Absrtact: The topic of operations is very painful, you do any of the products are inseparable from operation and maintenance. No matter what language, platform or technology you use, it is likely that you will be able to determine the maturity of your product.
Taken from the CEO of Zhang Hu in the Ecug conference.
Operation and maintenance in the cloud era
The previous operation is so painful, we did not make much effort to change the status quo, why?
Because you have to build your own computer room, to buy their own, to investigate the room, procurement server, procurement bandwidth, the middle of any problem is very large may be the problem of the computer room.
In the cloud era, especially after the advent of AWS, many American teams have undergone great changes in the way they do operations.
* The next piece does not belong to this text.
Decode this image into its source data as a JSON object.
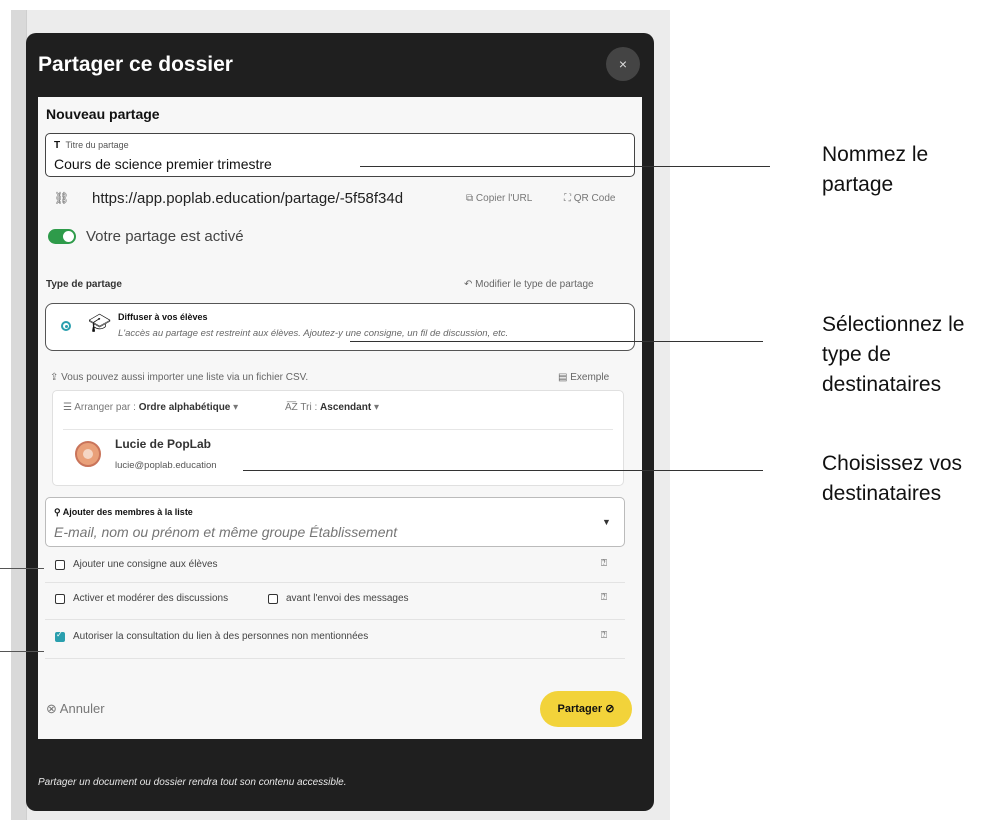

Why is the operation of the cloud era different from the original operation?
The first is from the cloud host. Cloud host before the advent of the computer room with a vague area of the controversy has been completely wiped out. With a provider dedicated to cloud hosting services, by hundreds of millions of users to verify. The services provided are actually simple, including some basic monitoring, a portal for deployment services. If a cloud host service provider more than half user usage is very stable, basically you encounter the probability of instability is relatively low. Its reliability is higher than its own building room, looking for bandwidth providers.
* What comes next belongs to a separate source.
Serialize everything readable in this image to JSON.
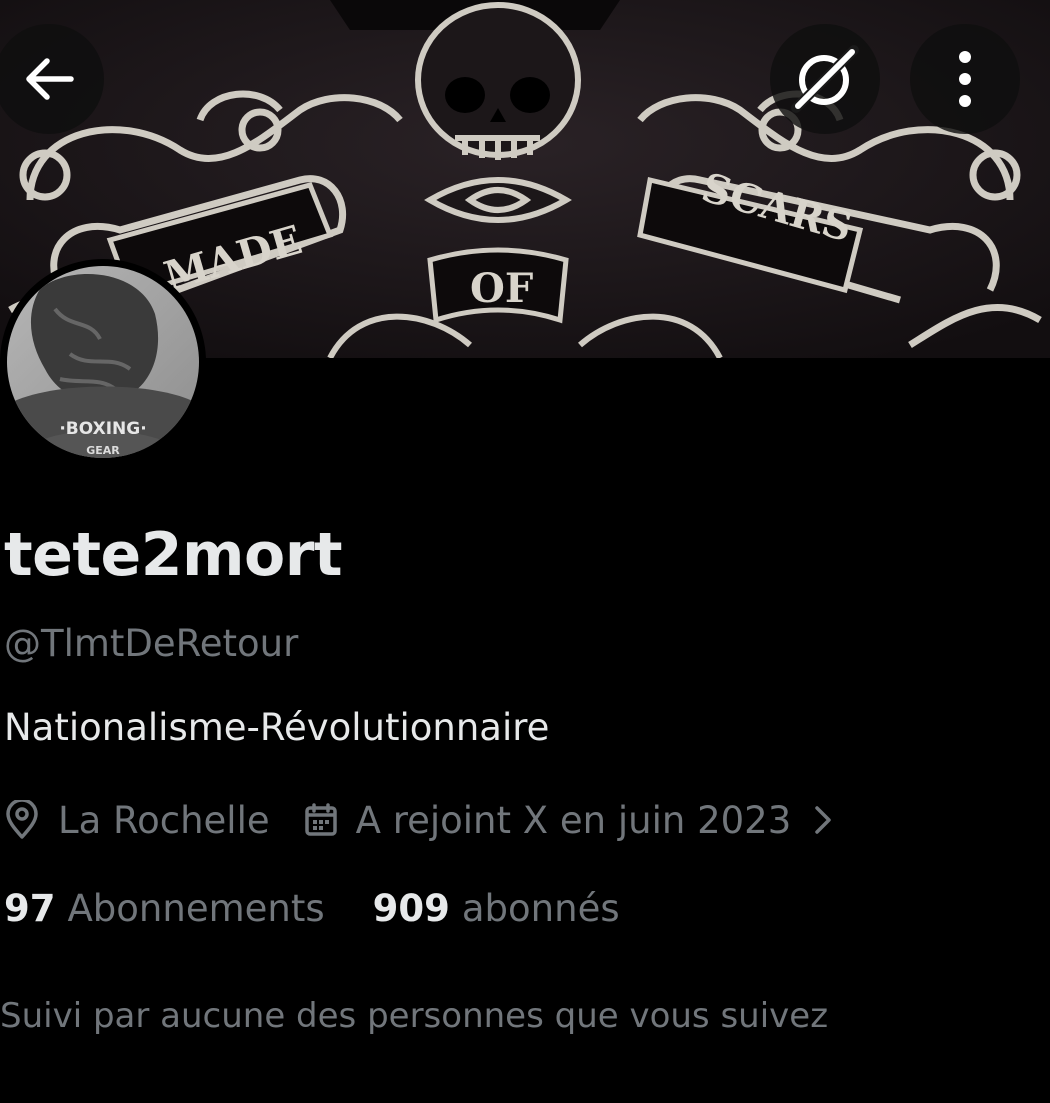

A professional cloud hosting service provider can be more professional to solve the problem of infrastructure. You will not face so many painful problems any more.
Another essential change is the elastic operation. Click on a button to apply to a machine, or run the API to get a machine, in less than two minutes to complete the application, testing the application and even online process. Things that need to be done in the past few months can now be done in the time it takes to invoke an API.
My personal feeling is that the changes in infrastructure have created an essential difference between the operations of the cloud era and the original operation and maintenance.
The fact that you do is really rotten things, we will not care too much, because even if the links do not good, your boss also feel. In fact, the change it brings is the elastic operation.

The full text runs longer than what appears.